Laplacian Regularization

In Least Square learning methods, we calculate the Euclidean distance between sample points to find a classifier plane. However, here we calculate the minimum distance along the manifold of points and based on which we find a classifier plane.

In semi-supervised learning applications, we assume that the inputs $x$ must locate in some manifold and the outputs $y$ vary smoothly in that manifold. In the case of classification, inputs in the same manifold are supposed to have the same label. In the case of regression, the maps of inputs to outputs are supposed to vary smoothly in some manifold.

Take the Gaussian kernal function for example:

$$f_{\theta}(x)=\sum_{j=1}^{n}\theta_{j}K(x,x_{j}),\quad K(x,c)=\exp\left(-\frac{\|x-c\|^{2}}{2h^{2}}\right)$$
There are unlabeled samples $\{x_{i}\}_{i=n+1}^{n+n'}$ that also be utilized:
$$f_{\theta}(x)=\sum_{j=1}^{n+n'}\theta_{j}K(x,x_{j})$$
In order to make all of the samples (labeled and unlabeled) have local similarity, it is necessary to add a constraint condition:
$$\min_{\theta}\left[\frac{1}{2}\sum_{i=1}^{n}\left(f_{\theta}(x_{i})-y_{i}\right)^{2}+\frac{\lambda}{2}\|\theta\|^{2}+\frac{v}{4}\sum_{i,i'=1}^{n+n'}W_{i,i'}\left(f_{\theta}(x_{i})-f_{\theta}(x_{i'})\right)^{2}\right]$$
whose first two terms relate to the $\ell_{2}$ regularized least square learning and last term is the regularized term relates to semi-supervised learning ( Laplacian Regularization). $v\geq 0$ is a parameter to tune the smoothness of the manifold. $W_{i,i'}\geq 0$ is the similarity between $x_{i}$ and $x_{i'}$. Not familiar with similarity?

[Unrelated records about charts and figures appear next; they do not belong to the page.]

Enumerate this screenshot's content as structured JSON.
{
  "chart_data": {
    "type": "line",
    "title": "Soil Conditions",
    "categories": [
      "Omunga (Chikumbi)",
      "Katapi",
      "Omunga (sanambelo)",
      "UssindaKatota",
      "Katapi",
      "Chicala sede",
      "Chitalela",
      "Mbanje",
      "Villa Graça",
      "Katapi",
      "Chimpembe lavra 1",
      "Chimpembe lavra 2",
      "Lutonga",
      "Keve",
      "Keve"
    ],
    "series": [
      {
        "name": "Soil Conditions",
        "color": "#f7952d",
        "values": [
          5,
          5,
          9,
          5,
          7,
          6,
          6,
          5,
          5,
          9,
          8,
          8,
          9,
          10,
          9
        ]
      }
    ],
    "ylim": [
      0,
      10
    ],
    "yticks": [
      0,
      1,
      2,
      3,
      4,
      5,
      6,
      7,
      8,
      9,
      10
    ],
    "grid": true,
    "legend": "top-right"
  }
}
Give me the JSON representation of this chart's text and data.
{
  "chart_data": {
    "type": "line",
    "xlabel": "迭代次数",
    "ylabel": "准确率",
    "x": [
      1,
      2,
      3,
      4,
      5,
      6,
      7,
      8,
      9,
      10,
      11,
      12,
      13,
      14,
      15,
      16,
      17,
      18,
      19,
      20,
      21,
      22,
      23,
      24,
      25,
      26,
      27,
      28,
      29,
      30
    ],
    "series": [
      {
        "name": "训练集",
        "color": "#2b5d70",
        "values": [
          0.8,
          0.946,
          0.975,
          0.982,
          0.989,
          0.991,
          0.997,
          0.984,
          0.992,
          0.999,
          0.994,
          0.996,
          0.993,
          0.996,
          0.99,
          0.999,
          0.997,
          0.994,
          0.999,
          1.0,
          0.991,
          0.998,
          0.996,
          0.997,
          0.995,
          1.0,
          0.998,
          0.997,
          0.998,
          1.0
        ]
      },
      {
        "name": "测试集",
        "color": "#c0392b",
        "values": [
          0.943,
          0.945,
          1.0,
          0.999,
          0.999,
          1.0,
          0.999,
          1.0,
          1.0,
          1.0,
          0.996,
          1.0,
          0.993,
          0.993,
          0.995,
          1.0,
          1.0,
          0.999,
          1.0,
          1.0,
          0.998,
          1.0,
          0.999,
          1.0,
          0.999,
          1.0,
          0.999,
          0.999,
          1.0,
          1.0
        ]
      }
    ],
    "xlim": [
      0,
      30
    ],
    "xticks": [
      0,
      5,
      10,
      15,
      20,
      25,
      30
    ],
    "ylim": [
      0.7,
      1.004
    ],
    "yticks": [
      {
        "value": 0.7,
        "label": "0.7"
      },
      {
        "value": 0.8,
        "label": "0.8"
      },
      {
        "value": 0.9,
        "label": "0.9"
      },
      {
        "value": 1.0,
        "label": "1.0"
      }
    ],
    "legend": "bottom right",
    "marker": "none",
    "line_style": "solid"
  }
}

Refer to:

http://blog.csdn.net/philthinker/article/details/70212147

Then how to solve the optimization problem? By the diagonal matrix $D$, whose elements are sums of row elements of $W$, and the Laplace matrix $L$ that equals to $D-W$, it is possible to transform the optimization problem above to a general $\ell_{2}$ constrained Least Square problem. For simplicity, we omit the details here.

n=200; a=linspace(0,pi,n/2);
u=-10*[cos(a)+0.5 cos(a)-0.5]'+randn(n,1);
v=10*[sin(a) -sin(a)]'+randn(n,1);
x=[u v]; y=zeros(n,1); y(1)=1; y(n)=-1;
x2=sum(x.^2,2); hh=2*1^2;
k=exp(-(repmat(x2,1,n)+repmat(x2',n,1)-2*x*(x'))/hh);
w=k;
t=(k^2+1*eye(n)+10*k*(diag(sum(w))-w)*k)\(k*y);

m=100; X=linspace(-20,20,m)';X2=X.^2;
U=exp(-(repmat(u.^2,1,m)+repmat(X2',n,1)-2*u*(X'))/hh);
V=exp(-(repmat(v.^2,1,m)+repmat(X2',n,1)-2*v*(X'))/hh);
figure(1); clf; hold on; axis([-20 20 -20 20]);
colormap([1 0.7 1; 0.7 1 1]);
contourf(X,X,sign(V'*(U.*repmat(t,1,m))));
plot(x(y==1,1),x(y==1,2),'bo');
plot(x(y==-1,1),x(y==-1,2),'rx');
plot(x(y==0,1),x(y==0,2),'k.');